Effective September 2010, the IRS issued regulations requiring preparers to register for a preparer tax identification number (PTIN) to be used to sign all tax returns prepared. This number allows the IRS to administer its preparer program and match preparers to the tax returns they submit to the IRS. As of April 1, 2015, more than 696,000 individuals were assigned an active PTIN for calendar year 2015.

A report issued by the Treasury Inspector General for Tax Administration (TIGTA) on August 27, 2015, said that the Return Preparer Office (RPO) at the IRS has established processes and procedures to ensure that individuals assigned a PTIN were at least 18 years of age, were not using identifying information associated with a deceased individual, and correctly reported professional credentials.

In addition, the RPO ensured that individuals participating in the new Annual Filing Season Program met educational requirements and consented to be subject to the duties and restrictions of practicing before the IRS under Treasury Department Circular 230. This voluntary program was initiated in an effort to ensure that unlicensed tax return preparers have a basic competency level and adhere to professional standards.
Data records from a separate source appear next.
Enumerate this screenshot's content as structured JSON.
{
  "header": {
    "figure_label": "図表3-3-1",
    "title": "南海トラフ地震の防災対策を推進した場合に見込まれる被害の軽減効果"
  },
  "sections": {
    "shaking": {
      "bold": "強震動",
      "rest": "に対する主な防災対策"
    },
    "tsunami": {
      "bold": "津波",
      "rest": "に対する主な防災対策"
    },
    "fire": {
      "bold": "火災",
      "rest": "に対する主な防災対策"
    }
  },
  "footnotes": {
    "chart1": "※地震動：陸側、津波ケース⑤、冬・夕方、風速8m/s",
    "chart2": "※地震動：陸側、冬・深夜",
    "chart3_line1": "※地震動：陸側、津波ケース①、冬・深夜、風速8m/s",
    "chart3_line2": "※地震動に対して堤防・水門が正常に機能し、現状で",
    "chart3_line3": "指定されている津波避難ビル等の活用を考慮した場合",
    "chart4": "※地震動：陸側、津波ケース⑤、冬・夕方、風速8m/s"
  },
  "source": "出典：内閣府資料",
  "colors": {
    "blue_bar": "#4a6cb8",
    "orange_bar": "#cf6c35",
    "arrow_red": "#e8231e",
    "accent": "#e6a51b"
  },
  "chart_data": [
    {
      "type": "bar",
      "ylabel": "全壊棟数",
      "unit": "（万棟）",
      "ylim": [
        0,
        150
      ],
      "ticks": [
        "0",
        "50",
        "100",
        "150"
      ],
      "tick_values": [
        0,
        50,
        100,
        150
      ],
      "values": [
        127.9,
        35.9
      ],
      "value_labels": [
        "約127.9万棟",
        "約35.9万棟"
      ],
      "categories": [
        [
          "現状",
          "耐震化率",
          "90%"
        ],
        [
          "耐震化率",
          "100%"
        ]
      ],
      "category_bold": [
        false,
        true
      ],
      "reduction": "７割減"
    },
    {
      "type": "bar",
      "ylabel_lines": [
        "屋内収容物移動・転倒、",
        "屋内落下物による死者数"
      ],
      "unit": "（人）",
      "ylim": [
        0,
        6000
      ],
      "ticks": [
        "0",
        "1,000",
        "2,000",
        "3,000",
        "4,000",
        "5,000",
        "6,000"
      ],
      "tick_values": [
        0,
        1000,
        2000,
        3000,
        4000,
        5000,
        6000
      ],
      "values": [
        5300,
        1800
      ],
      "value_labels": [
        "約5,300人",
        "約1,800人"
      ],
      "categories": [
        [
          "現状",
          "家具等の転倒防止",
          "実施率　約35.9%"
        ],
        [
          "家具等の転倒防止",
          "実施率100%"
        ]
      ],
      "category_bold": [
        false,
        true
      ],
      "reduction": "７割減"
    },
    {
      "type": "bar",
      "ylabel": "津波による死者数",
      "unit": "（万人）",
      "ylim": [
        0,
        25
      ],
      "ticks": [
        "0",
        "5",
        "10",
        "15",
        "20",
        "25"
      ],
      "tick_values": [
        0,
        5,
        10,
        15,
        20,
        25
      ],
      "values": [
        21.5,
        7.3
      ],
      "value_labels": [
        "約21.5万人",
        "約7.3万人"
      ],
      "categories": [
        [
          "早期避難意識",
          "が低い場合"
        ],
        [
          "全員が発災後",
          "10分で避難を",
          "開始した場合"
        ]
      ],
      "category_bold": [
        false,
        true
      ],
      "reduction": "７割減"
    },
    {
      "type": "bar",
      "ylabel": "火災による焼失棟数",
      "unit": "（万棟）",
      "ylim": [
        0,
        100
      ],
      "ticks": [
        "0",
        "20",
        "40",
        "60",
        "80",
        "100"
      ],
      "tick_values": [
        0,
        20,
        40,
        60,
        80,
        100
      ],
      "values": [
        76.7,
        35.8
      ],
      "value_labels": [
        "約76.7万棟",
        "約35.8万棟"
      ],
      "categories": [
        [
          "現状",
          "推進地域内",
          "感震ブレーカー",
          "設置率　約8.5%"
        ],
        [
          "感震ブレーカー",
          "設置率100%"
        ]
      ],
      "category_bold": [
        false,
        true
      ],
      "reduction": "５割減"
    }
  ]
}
However, the RPO does not revoke PTINs from tax return preparers who are not compliant with their tax filing and payment obligations. In January 2015, the RPO identified 19,496 preparers with PTINs who were potentially noncompliant with these obligations. These preparers had over $367 million in tax due as of January 26, 2015. In addition, the RPO identified 3,055 preparers who failed to file required tax returns for one or more tax years and eight tax return preparers who failed to file required tax returns for five years.

The TIGTA review of PTIN holders as of September 30, 2014, identified 3,001 preparers who self-reported a felony conviction on their application with 87 reporting a crime related to Federal tax matters. The TIGTA report said processes do not ensure that PTINs assigned to prisoners or individuals barred from preparing tax returns are revoked. Specifically, the RPO did not revoke the PTINs assigned to 65 of 445 confirmed prisoners and 15 of 87 individuals who the IRS identified as barred from preparing tax returns.